Policy Areas

Trade Policy and Third-country Relations

Through membership of the European Economic Area Norway is part of the EU’s Internal Market, with its free movements of goods, capital, services and persons. The EEA is not a customs union. Hence, trade policy towards third countries remains outside the scope of the EEA. However, in the Doha Development Round in the WTO it has been important for Norway to stay in close contact with our main trading partners, the most important of which is the EU.

Norway has a small and open economy, which is largely dependent on foreign trade. Foreign trade (export and import combined) constitutes about 55 per cent of Norway’s GDP, making it one of the world’s most open economies.

External relations are an important area both for the European Union (EU) and for Norway. The increasing economic and political globalisation raises questions of common concern and interest. Through membership in the European Economic Area (EEA), Norway takes part in much of the economic co-operation within the EU. The EEA Agreement provides for access to a market with free movement of goods, capital, services and persons. About 75 per cent of Norway’s trade is with the EU. On 1 May 2004 the European Union was enlarged with ten new Member States; Czech Republic, Estonia, Cyprus, Hungary, Latvia, Lithuania, Malta, Poland, Slovenia and the Slovak Republic. Norway was associated with the EU enlargement through the parallel enlargement of the European Economic Area (EEA).

Both Norway and the EU base their trade policies on the rules and agreements of the World Trade Organisation (WTO). 

Together with Iceland, Liechtenstein, and Switzerland, Norway is a member of the European Free Trade Association (EFTA).

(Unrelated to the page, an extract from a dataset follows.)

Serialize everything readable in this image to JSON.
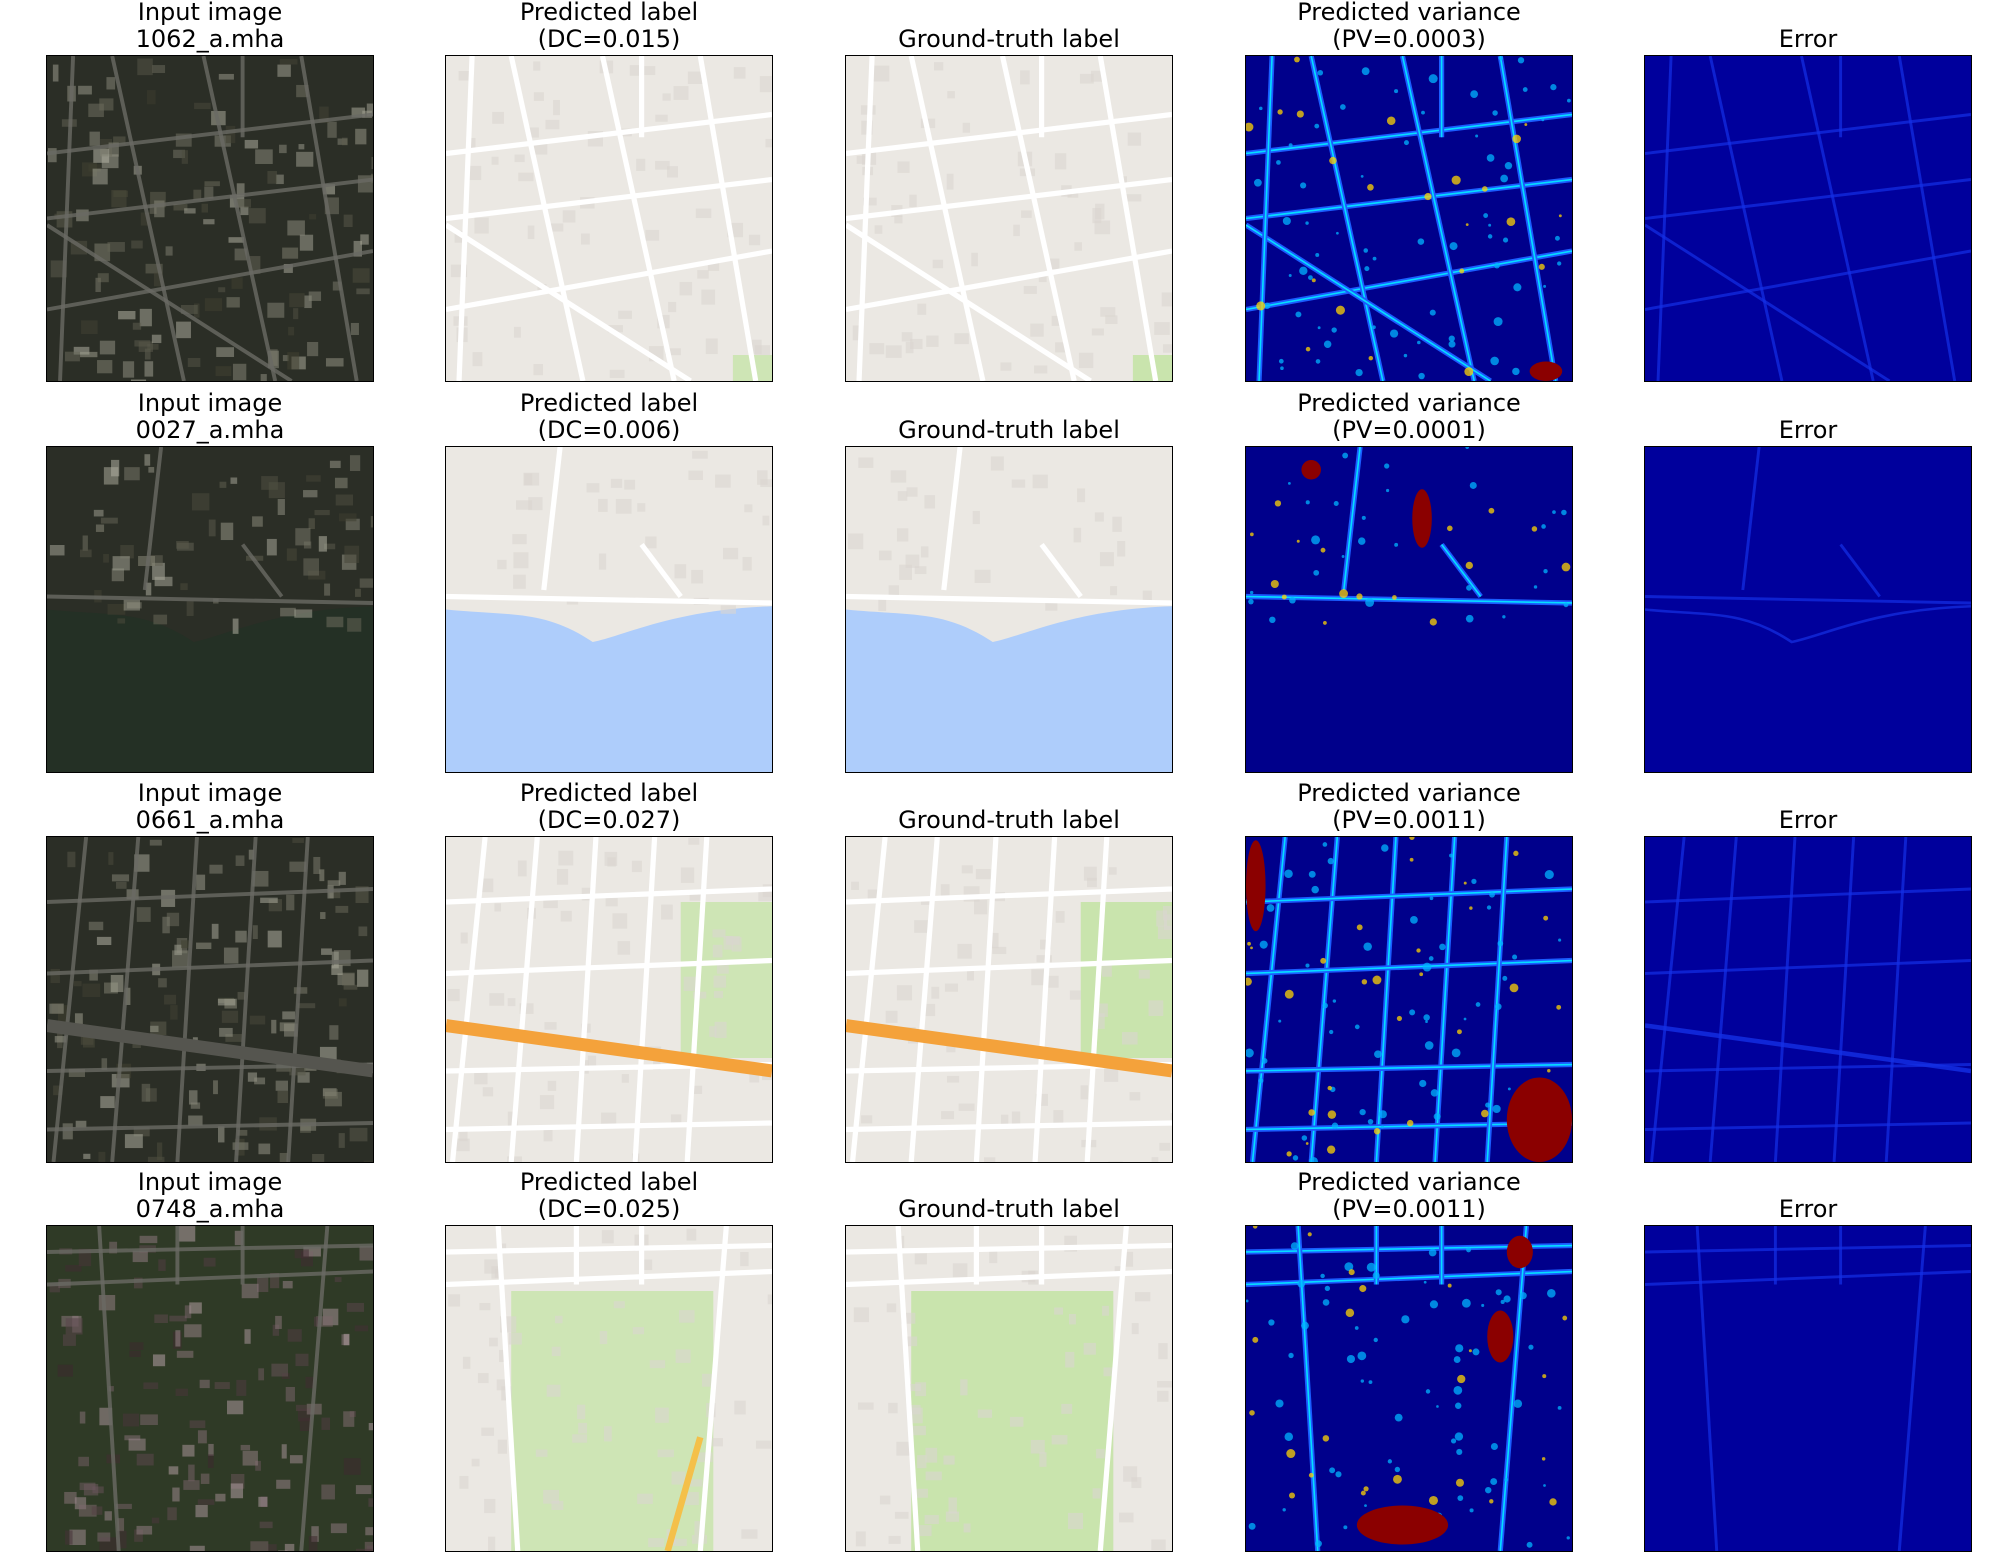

EFTA plays an active part in the day-to-day administration of the EEA Agreement and the co-ordination and development of Norway’s trade agreements with third countries.

The EU’s relations with third countries all over the world have developed rapidly, particularly in the form of various co-operation arrangements. Such arrangements include those with the Mediterranean region, regional groupings in Asia (ASEAN, ASEM) and Latin America. The relations with the United States have been strengthened through the establishment of a Transatlantic Economic Partnership (TEP) see the web pages of DG External Relations or the Office of the US Trade Representative.

The dynamic development of the EU’s relations with third countries and the successive conclusion of agreements are in large part paralleled by a similar development in the agreements concluded by EFTA. The past few years have thus been significant in developing relations between EFTA states and third-country partners. The process that began in 1990 has led to the conclusion of 15 Free Trade Agreements and the opening of negotiations on such agreements and declarations on co-operation with many countries and partners in Eastern Europe, the Mediterranean, Africa, America and Asia.